A groundbreaking microscope and laser system has helped scientists to make an important advance in research to improve cancer treatment.
A team from the Science and Technology Facilities Council (STFC) used the equipment to determine the structure of protein molecules in the body that can cause cancer if they stop working properly.
The facility, known as Octopus (Optics Clustered to Output Unique Solutions), allowed the researchers to examine the molecules while they were still in living cells, which could lead to the development of better cancer drugs.
Previously, scientists have used X-rays to examine the structure of such molecules, but to do this they used a purified, crystallised version of the protein, instead of the soluble form it takes when inside the body.
The structure identified from the crystallised molecule did not match with what was known about how the protein worked. Studying the molecule within a cell enabled the STFC team to see its natural shape.
‘We are trying to look at what happens in reality so we can see what the molecules do when put in a drug,’ said Dr Marisa Martin-Fernandez, project leader at the STFC’s Central Laser Facility (CLF) in Harwell, Oxfordshire.
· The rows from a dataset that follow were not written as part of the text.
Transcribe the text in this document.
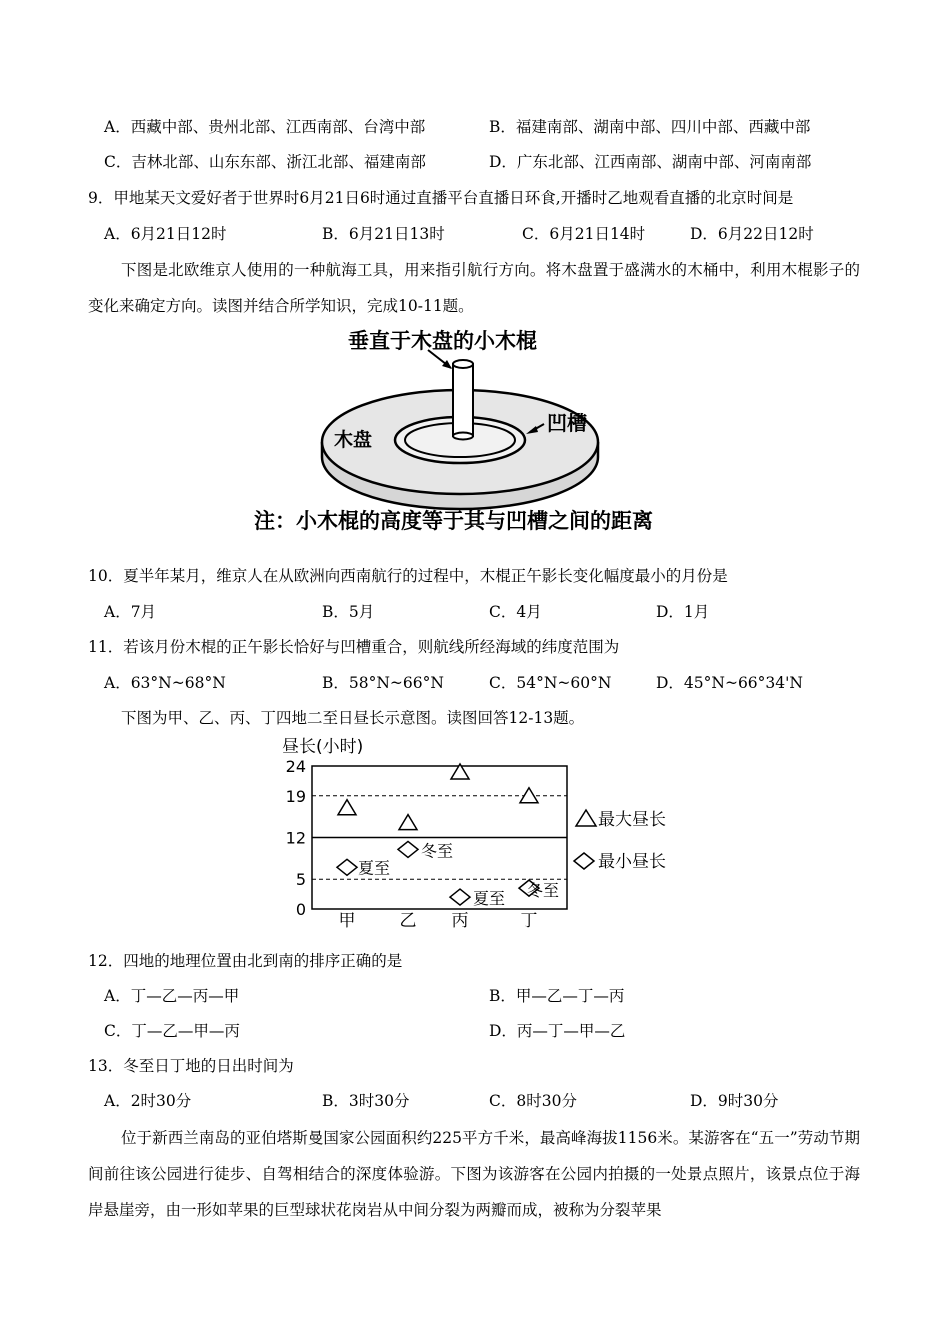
A．西藏中部、贵州北部、江西南部、台湾中部	B．福建南部、湖南中部、四川中部、西藏中部
C．吉林北部、山东东部、浙江北部、福建南部	D．广东北部、江西南部、湖南中部、河南南部
9．甲地某天文爱好者于世界时6月21日6时通过直播平台直播日环食,开播时乙地观看直播的北京时间是
A．6月21日12时	B．6月21日13时	C．6月21日14时	D．6月22日12时
下图是北欧维京人使用的一种航海工具，用来指引航行方向。将木盘置于盛满水的木桶中，利用木棍影子的变化来确定方向。读图并结合所学知识，完成10-11题。
垂直于木盘的小木棍
凹槽
木盘
注：小木棍的高度等于其与凹槽之间的距离
10．夏半年某月，维京人在从欧洲向西南航行的过程中，木棍正午影长变化幅度最小的月份是
A．7月	B．5月	C．4月	D．1月
11．若该月份木棍的正午影长恰好与凹槽重合，则航线所经海域的纬度范围为
A．63°N~68°N	B．58°N~66°N	C．54°N~60°N	D．45°N~66°34'N
下图为甲、乙、丙、丁四地二至日昼长示意图。读图回答12-13题。
昼长(小时)
24
19
12
5
0
甲	乙 丙	丁
夏至
冬至
夏至 冬至
最大昼长
最小昼长
12．四地的地理位置由北到南的排序正确的是
A．丁—乙—丙—甲	B．甲—乙—丁—丙
C．丁—乙—甲—丙	D．丙—丁—甲—乙
13．冬至日丁地的日出时间为
A．2时30分	B．3时30分	C．8时30分	D．9时30分
位于新西兰南岛的亚伯塔斯曼国家公园面积约225平方千米，最高峰海拔1156米。某游客在“五一”劳动节期间前往该公园进行徒步、自驾相结合的深度体验游。下图为该游客在公园内拍摄的一处景点照片，该景点位于海岸悬崖旁，由一形如苹果的巨型球状花岗岩从中间分裂为两瓣而成，被称为分裂苹果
‘Instead of having to make a hypothesis, we can infer from how they move in as close to normal conditions as possible what happens when we interfere.’
Octopus consists of a central hub that feeds laser beams via fibre optics to a cluster of seven microscopes surrounding it.
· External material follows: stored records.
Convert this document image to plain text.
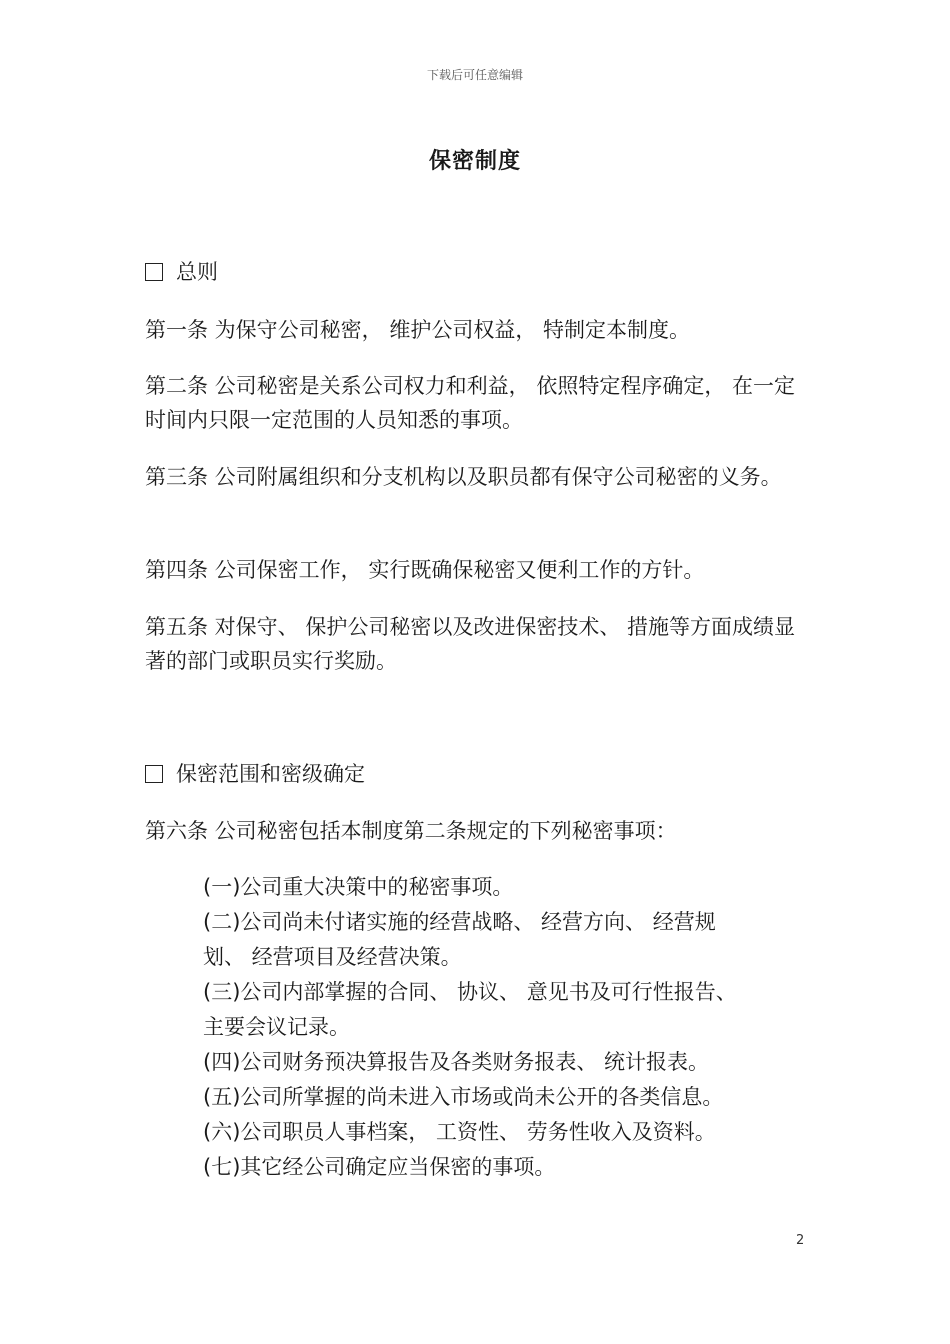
下载后可任意编辑
保密制度
总则
第一条 为保守公司秘密， 维护公司权益， 特制定本制度。
第二条 公司秘密是关系公司权力和利益， 依照特定程序确定， 在一定时间内只限一定范围的人员知悉的事项。
第三条 公司附属组织和分支机构以及职员都有保守公司秘密的义务。
第四条 公司保密工作， 实行既确保秘密又便利工作的方针。
第五条 对保守、 保护公司秘密以及改进保密技术、 措施等方面成绩显著的部门或职员实行奖励。
保密范围和密级确定
第六条 公司秘密包括本制度第二条规定的下列秘密事项：
(一)公司重大决策中的秘密事项。
(二)公司尚未付诸实施的经营战略、 经营方向、 经营规划、 经营项目及经营决策。
(三)公司内部掌握的合同、 协议、 意见书及可行性报告、 主要会议记录。
(四)公司财务预决算报告及各类财务报表、 统计报表。
(五)公司所掌握的尚未进入市场或尚未公开的各类信息。
(六)公司职员人事档案， 工资性、 劳务性收入及资料。
(七)其它经公司确定应当保密的事项。
2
These enabled the team to use different imaging techniques, as well as chemical research, to piece together information about the molecules’ structure.
For example, one microscope enabled the scientists to study how different proteins interact with each other by using a laser to effectively label them with different colours. Another allowed the team to work out how the molecules were oriented.
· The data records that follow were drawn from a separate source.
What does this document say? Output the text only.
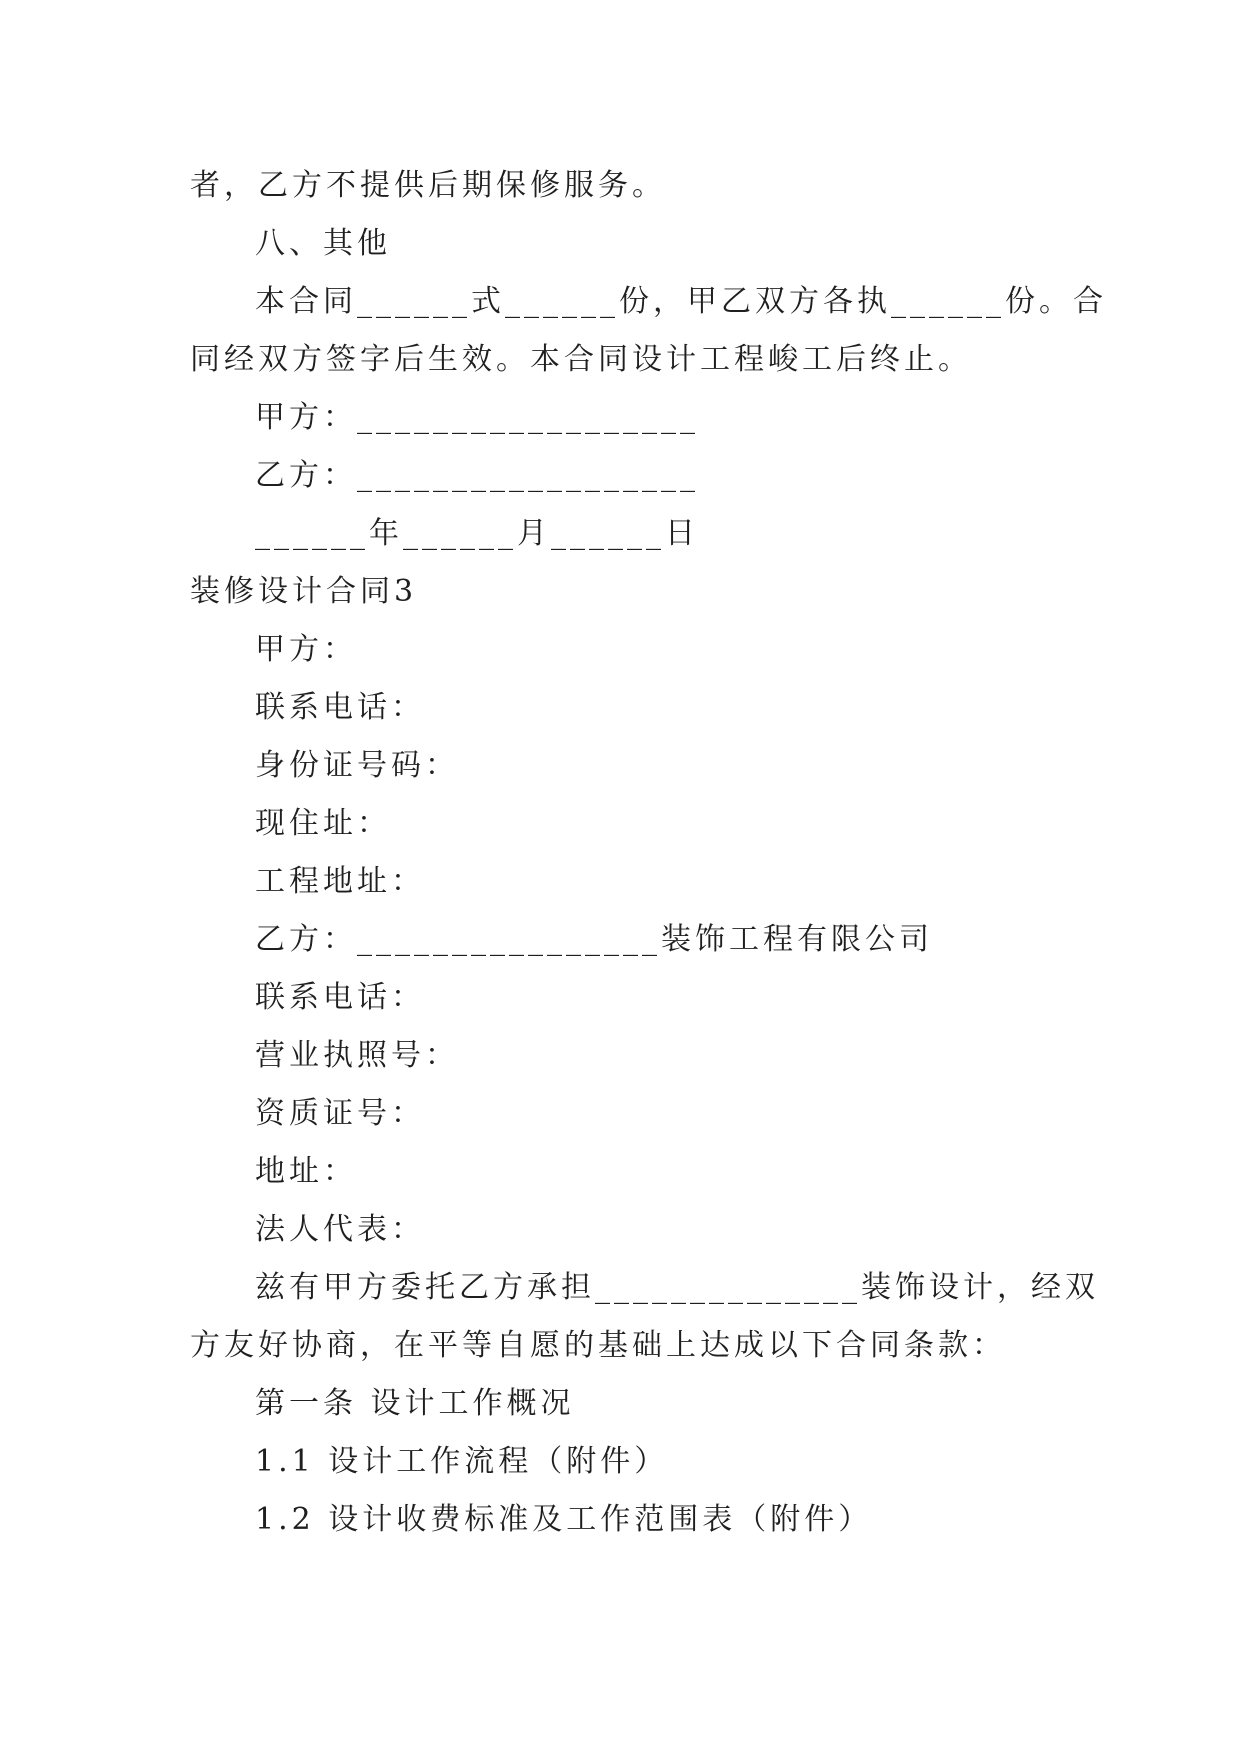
者，乙方不提供后期保修服务。
八、其他
本合同______式______份，甲乙双方各执______份。合
同经双方签字后生效。本合同设计工程峻工后终止。
甲方：__________________
乙方：__________________
______年______月______日
装修设计合同3
甲方：
联系电话：
身份证号码：
现住址：
工程地址：
乙方：________________装饰工程有限公司
联系电话：
营业执照号：
资质证号：
地址：
法人代表：
兹有甲方委托乙方承担______________装饰设计，经双
方友好协商，在平等自愿的基础上达成以下合同条款：
第一条 设计工作概况
1.1 设计工作流程（附件）
1.2 设计收费标准及工作范围表（附件）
‘Each microscope of the seven we have at the moment specialises in looking at a particular aspect of the problem,’ said Martin-Fernandez. ‘One single microscope cannot do it all because every one requires enormous specialisation.’
The molecules are known as epidermal growth-factor receptors (EGFRs) and act like antennas for living cells, receiving chemical signals from other cells that tell them, among other things, when to grow and divide.
Mutations that stop the EGFRs from working properly can lead to uncontrolled cell division, which causes a tumour to grow.
Some existing cancer drugs are used to block all the signals passed on by the EGFRs, halting tumour growth. But when this happens, the body can find ways of bypassing the signal system, allowing cancerous cells to grow again.
By better understanding the structure of EGFRs, scientists may be able to develop more targeted drugs that just block the part of the molecule telling the cells to grow without stopping all the signals.
Having identified the structure of one protein, the STFC team now plans to examine the other three commonly found in humans.